Assess your Portfolio

With more capital to manage and higher taxes, affluent families need to optimize the structure of their portfolio to avoid any drags on performance.

While affluent families enjoy a greater variety of investment options, having more to invest means that even slight portfolio under-performance can lead to substantial dollars being lost over time. Here are some of the more common under-performance pitfalls:

Are you amply diversified?

  • Does your portfolio go beyond the traditional allocations to bonds and stocks?
  • Does your asset mix incorporate material exposure to markets outside of Canada?
  • Does your investment strategy capitalize on the full breadth of the credit spectrum?
  • Does your portfolio incorporate exposure to dimensions of the market that have the potential for long-term outperformance?
  • Does your asset mix include alternative asset classes?

Have you rid your portfolio of all unnecessary costs?

  • Do you know how much you are paying in fees?
  • Do you know how much you are paying in hidden costs such as trading commissions?
  • Does your portfolio incur unnecessary costs due to higher turnover?
  • Have you grouped family members’ portfolios together to potentially reduce fees?
  • Are your pooled investments (funds, ETFs, etc.) selected with cost minimization in mind?

Have you structured your portfolio to maximize after-tax performance?

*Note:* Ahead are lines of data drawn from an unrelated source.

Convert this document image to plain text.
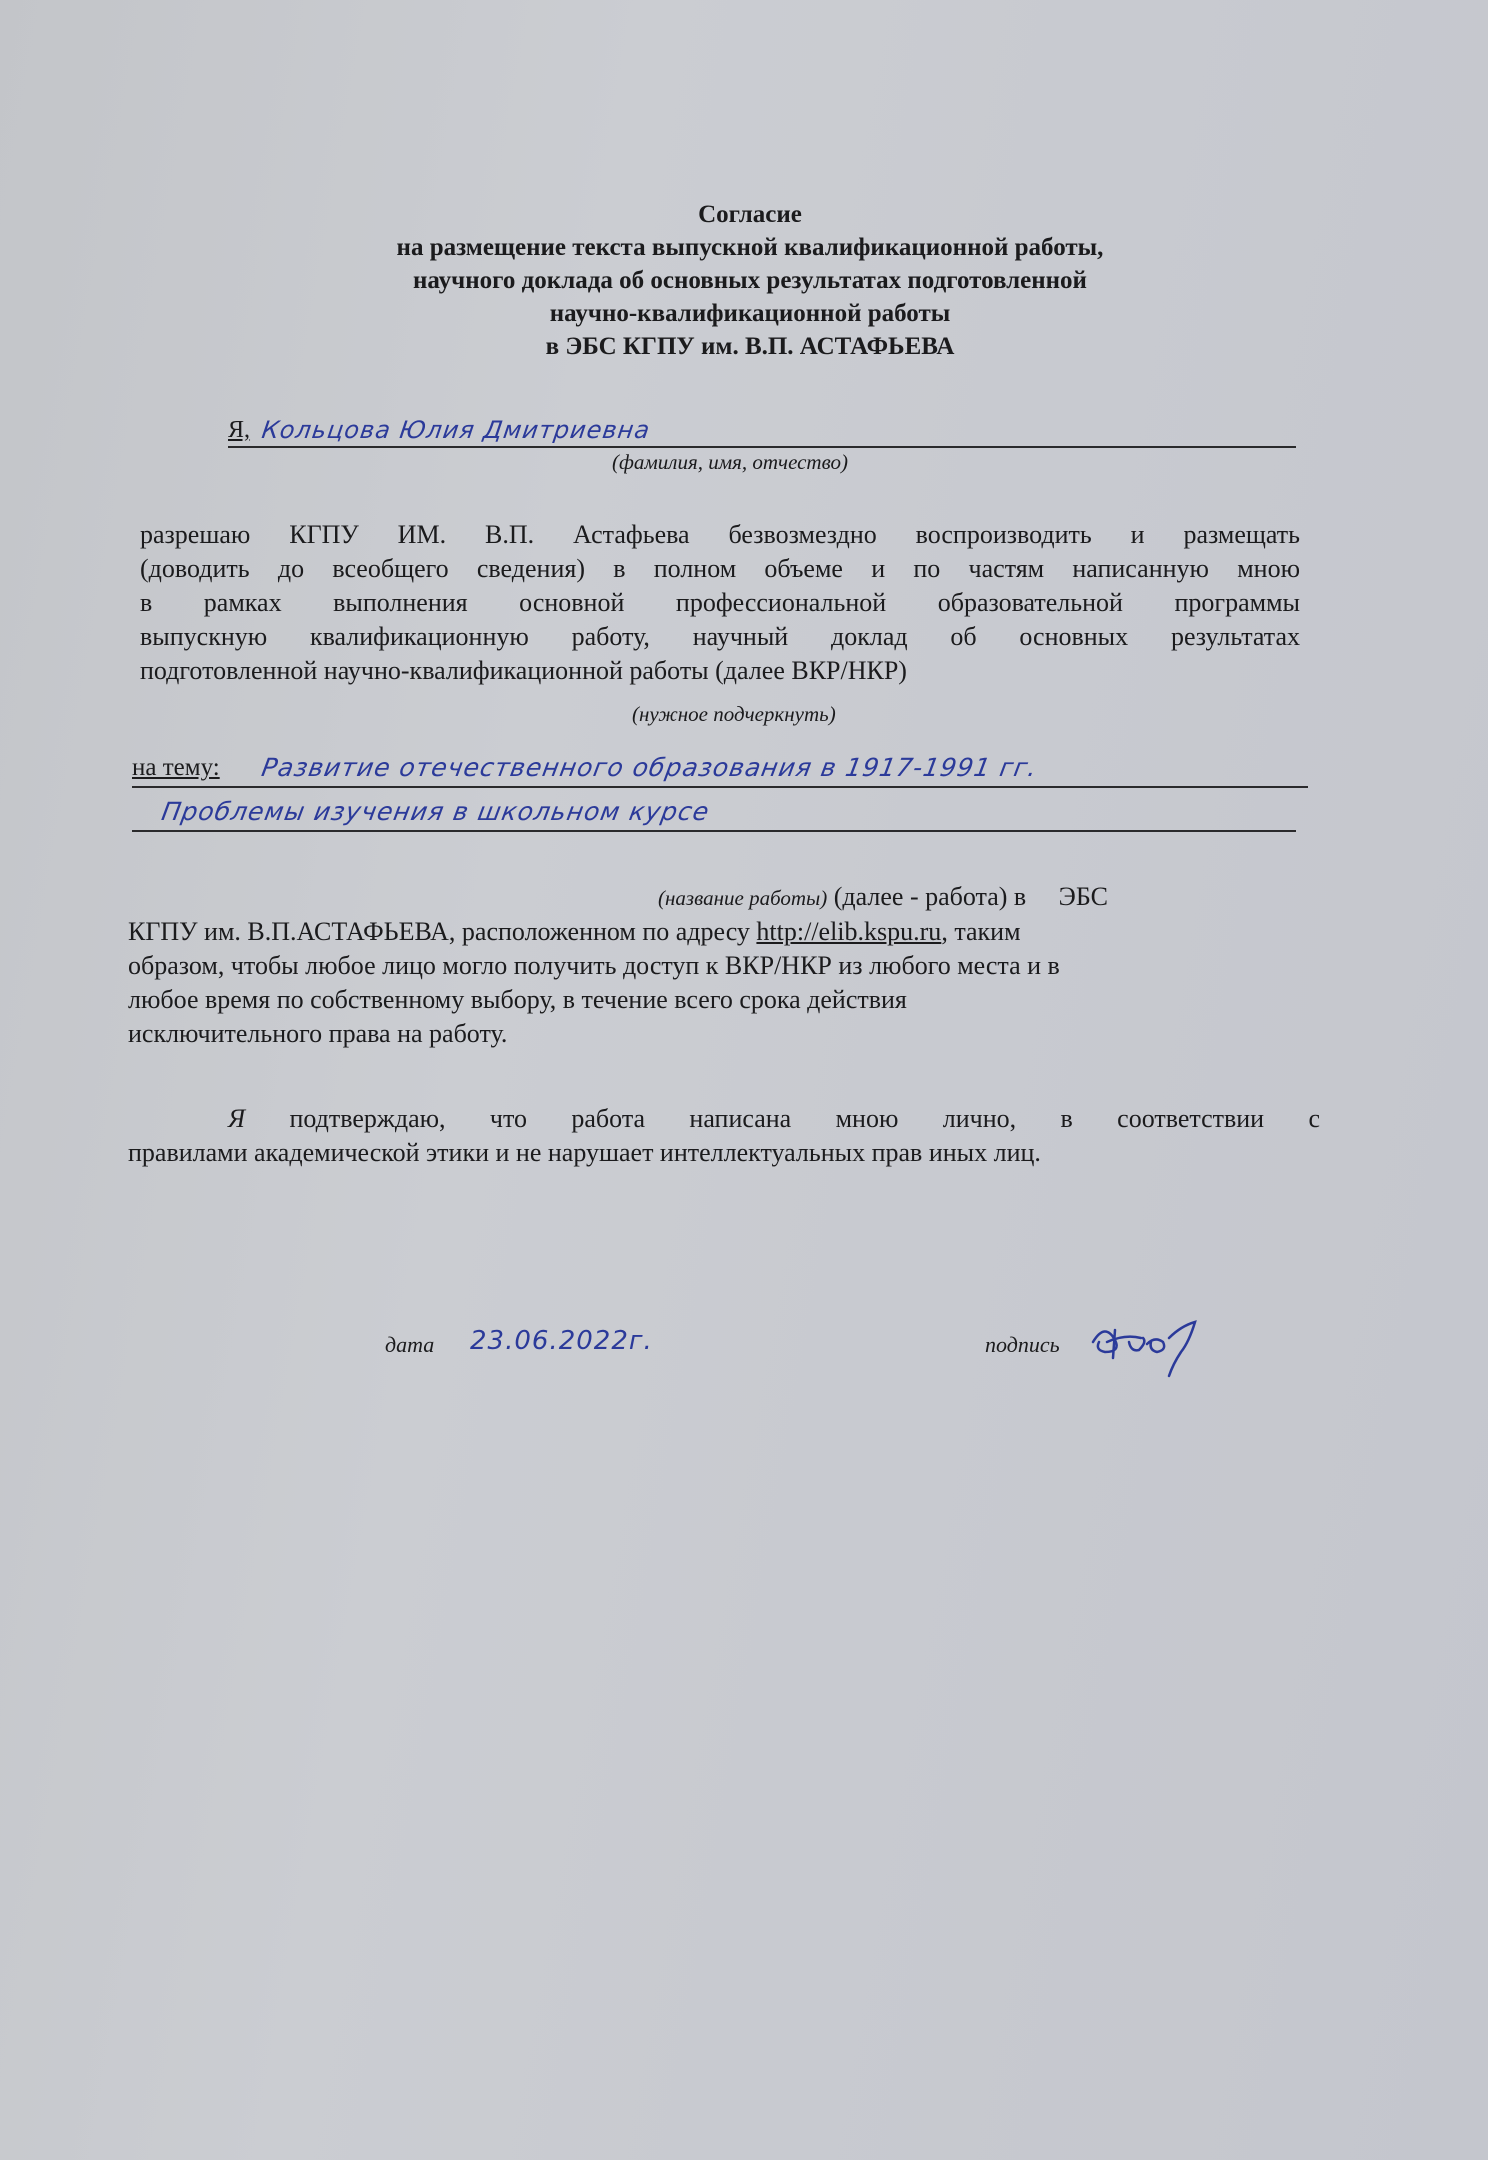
Согласие
на размещение текста выпускной квалификационной работы,
научного доклада об основных результатах подготовленной
научно-квалификационной работы
в ЭБС КГПУ им. В.П. АСТАФЬЕВА
Я, Кольцова Юлия Дмитриевна
(фамилия, имя, отчество)
разрешаю КГПУ ИМ. В.П. Астафьева безвозмездно воспроизводить и размещать
(доводить до всеобщего сведения) в полном объеме и по частям написанную мною
в рамках выполнения основной профессиональной образовательной программы
выпускную квалификационную работу, научный доклад об основных результатах
подготовленной научно-квалификационной работы (далее ВКР/НКР)
(нужное подчеркнуть)
на тему: Развитие отечественного образования в 1917-1991 гг.
Проблемы изучения в школьном курсе
(название работы) (далее - работа) в     ЭБС
КГПУ им. В.П.АСТАФЬЕВА, расположенном по адресу http://elib.kspu.ru, таким
образом, чтобы любое лицо могло получить доступ к ВКР/НКР из любого места и в
любое время по собственному выбору, в течение всего срока действия
исключительного права на работу.
Я подтверждаю, что работа написана мною лично, в соответствии с
правилами академической этики и не нарушает интеллектуальных прав иных лиц.
дата 23.06.2022г.	подпись
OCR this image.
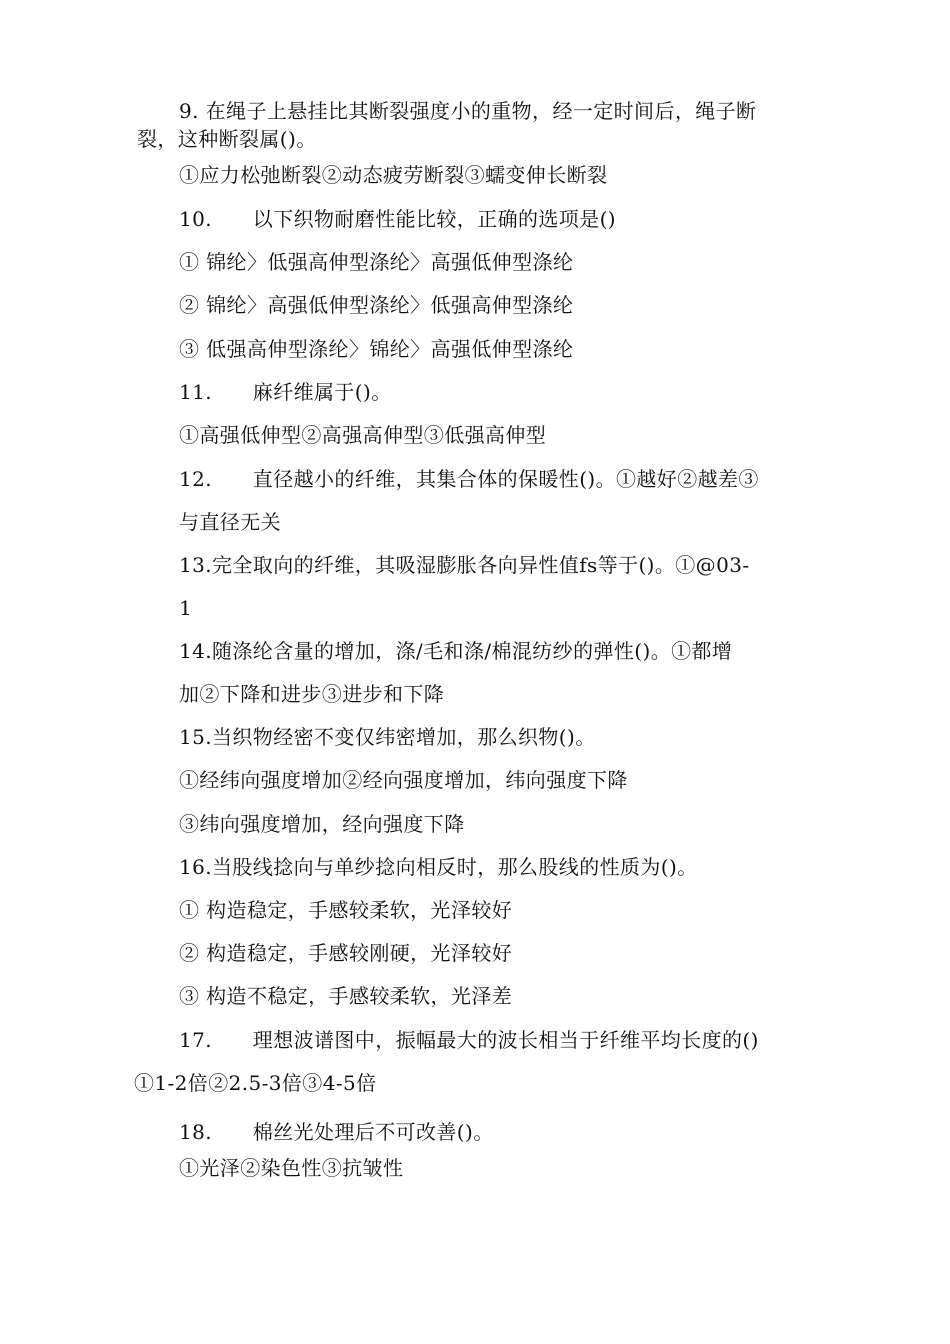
9. 在绳子上悬挂比其断裂强度小的重物，经一定时间后，绳子断
裂，这种断裂属()。
①应力松弛断裂②动态疲劳断裂③蠕变伸长断裂
10.　　以下织物耐磨性能比较，正确的选项是()
① 锦纶〉低强高伸型涤纶〉高强低伸型涤纶
② 锦纶〉高强低伸型涤纶〉低强高伸型涤纶
③ 低强高伸型涤纶〉锦纶〉高强低伸型涤纶
11.　　麻纤维属于()。
①高强低伸型②高强高伸型③低强高伸型
12.　　直径越小的纤维，其集合体的保暖性()。①越好②越差③
与直径无关
13.完全取向的纤维，其吸湿膨胀各向异性值fs等于()。①@03-
1
14.随涤纶含量的增加，涤/毛和涤/棉混纺纱的弹性()。①都增
加②下降和进步③进步和下降
15.当织物经密不变仅纬密增加，那么织物()。
①经纬向强度增加②经向强度增加，纬向强度下降
③纬向强度增加，经向强度下降
16.当股线捻向与单纱捻向相反时，那么股线的性质为()。
① 构造稳定，手感较柔软，光泽较好
② 构造稳定，手感较刚硬，光泽较好
③ 构造不稳定，手感较柔软，光泽差
17.　　理想波谱图中，振幅最大的波长相当于纤维平均长度的()
①1-2倍②2.5-3倍③4-5倍
18.　　棉丝光处理后不可改善()。
①光泽②染色性③抗皱性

  • Do you know how much in taxes your current managers are incurring?
  • Does your portfolio use tax deferral vehicles such as corporate class shares?
  • Do your bond and equity investment strategies incorporate tax reduction as a parameter?
  • Have you taken family members’ tax profiles into account in constructing a tax-effective portfolio?
  • Is your portfolio rebalancing undertaken in the most tax-effective manner possible?
  • Have you structured your investment management arrangements to maximize deductibility of fees?